Je nach dem Maß der vom Herrn gegebenen Gnade muss der Christ geistlich an den Leiden Christi teilhaben. Diese Leiden sind für die Heiligen das größte Leid, unerträglicher als jede Gewalt oder körperliche Krankheit. Es ist das Leiden der Seele angesichts der Sinnlosigkeit der Sünde und der Todeskampf der Liebe zu den Verlorenen. In einem solchen Seelenzustand konnte der Apostel Paulus ausrufen: „Groß ist mein Schmerz und eine ständige Qual meines Herzens: Ich wünschte, ich wäre von Christus getrennt für meine Brüder, die nach dem Fleisch meine Verwandten sind …” (Röm 9, 2–3).
In derselben Qual der Liebe sagte der heilige Isaak der Syrer über die Heiligen: „Selbst wenn sie um ihrer Liebe zu den Menschen willen zehnmal am Tag ins Feuer geworfen würden, würde ihnen das völlig unzureichend erscheinen.“(Röm 9,2–3).

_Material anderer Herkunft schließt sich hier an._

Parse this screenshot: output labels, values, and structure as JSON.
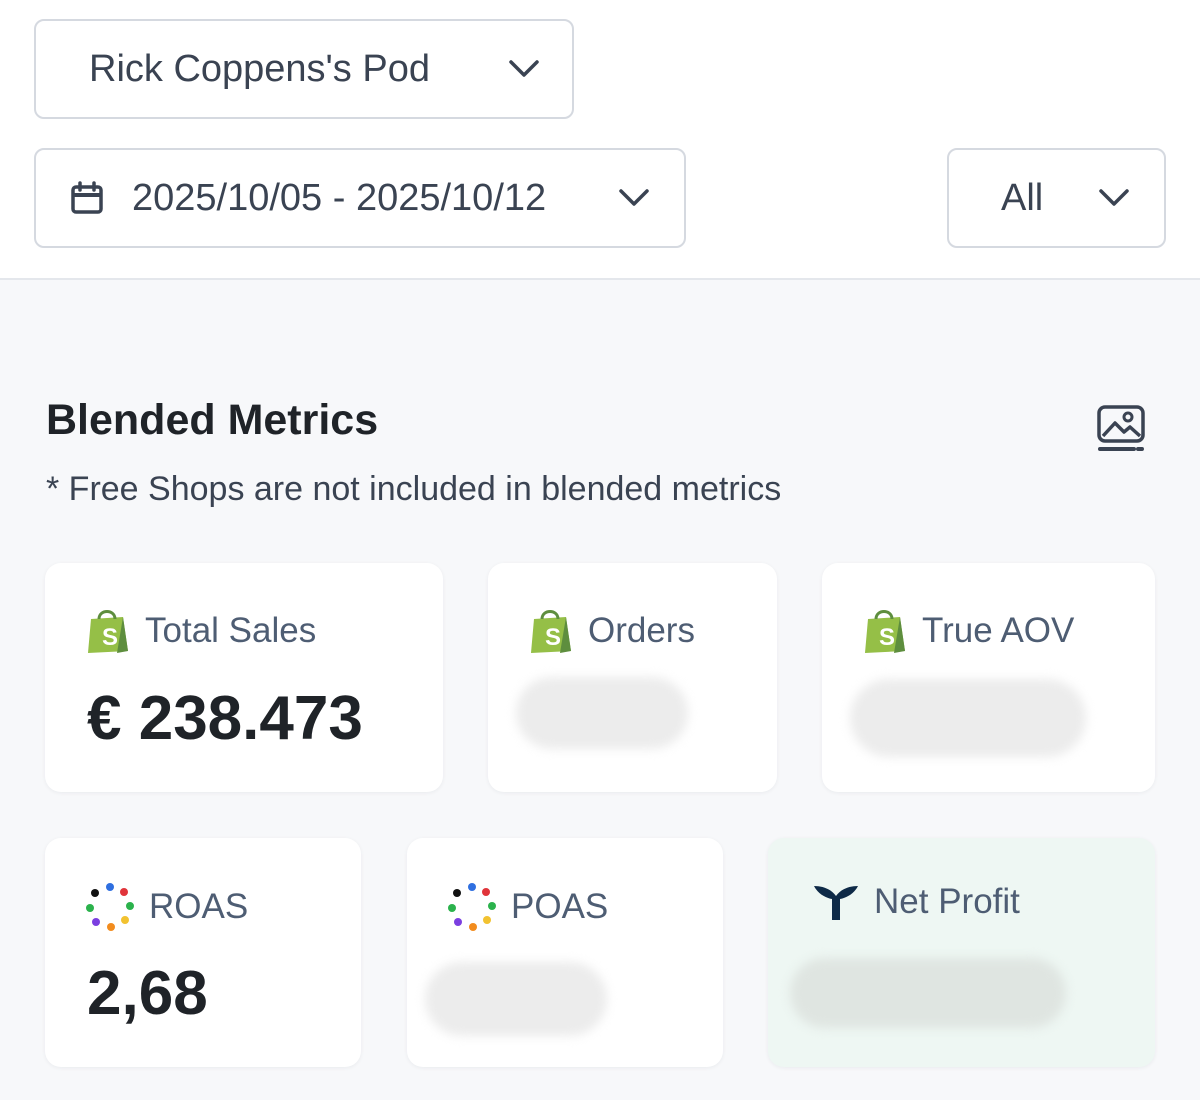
{
  "header": {
    "pod_selector": {
      "value": "Rick Coppens's Pod",
      "icon": "chevron-down-icon"
    },
    "date_range": {
      "value": "2025/10/05 - 2025/10/12",
      "icon": "calendar-icon"
    },
    "filter": {
      "value": "All",
      "icon": "chevron-down-icon"
    }
  },
  "section": {
    "title": "Blended Metrics",
    "note": "* Free Shops are not included in blended metrics",
    "export_icon": "image-export-icon"
  },
  "metrics": [
    {
      "label": "Total Sales",
      "value": "€ 238.473",
      "icon": "shopify-icon"
    },
    {
      "label": "Orders",
      "value": "",
      "icon": "shopify-icon",
      "blurred": true
    },
    {
      "label": "True AOV",
      "value": "",
      "icon": "shopify-icon",
      "blurred": true
    },
    {
      "label": "ROAS",
      "value": "2,68",
      "icon": "pixel-dots-icon"
    },
    {
      "label": "POAS",
      "value": "",
      "icon": "pixel-dots-icon",
      "blurred": true
    },
    {
      "label": "Net Profit",
      "value": "",
      "icon": "triple-whale-icon",
      "blurred": true
    }
  ],
  "colors": {
    "shopify_green": "#95bf47",
    "whale_navy": "#0e2a47",
    "mint_card": "#eef7f3"
  }
}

Die äußerste Form aller Leiden, die zur Erlösung führen, ist also die barmherzige Liebe zu allem, was wegen der ungeheuren Sinnlosigkeit der Sünde zugrunde geht.
Der Tod
Der Tod erwartet uns alle und die Vorbereitung darauf sollte im Mittelpunkt des geistlichen Lebens stehen. Sag mir, Herr, mein Ende und die Zahl meiner Tage, damit ich weiß, wie alt ich bin. Siehe, du hast mir Tage wie Fersen gegeben, und mein Alter ist nichts vor dir. Wahrlich, jeder Mensch, der lebt, ist vollkommene Eitelkeit. Der Mensch wandelt umher wie ein Gespenst, vergeblich müht er sich ab und sammelt, ohne zu wissen, wohin es gehen soll. (Ps. 38,5–7)
Tod, Leiden und Krankheit geschehen nicht durch Gottes Willen, denn in der Schrift steht: „Gott hat den Tod nicht erschaffen, noch hat er Gefallen daran, die Lebenden zu vernichten; denn er hat alles erschaffen, damit es existiert.” (Prem. 1,13–14) Denn ich will nicht, dass der Sterbende stirbt, spricht Gott der Herr, sondern dass er umkehrt und lebt! (Hes. 18,32) Die Sünde Adams bedeutet, dass der Mensch, der nach dem Bilde Gottes geschaffen und von seinem Geist beseelt war, auf der Erde erschien und den Tod dem Leben sowie das Böse der Gerechtigkeit vorzog.
„Der Tod ist über alle Menschen gekommen, denn alle haben gesündigt“ (Röm 5,12). Und indem der Mensch sündigte, brachte er auch seinen Kindern, die sein Wesen und Leben teilen, den Tod: „Siehe, ich bin in Ungerechtigkeit gezeugt, und in Sünde hat mich meine Mutter geboren.“ (Psalm 50,7)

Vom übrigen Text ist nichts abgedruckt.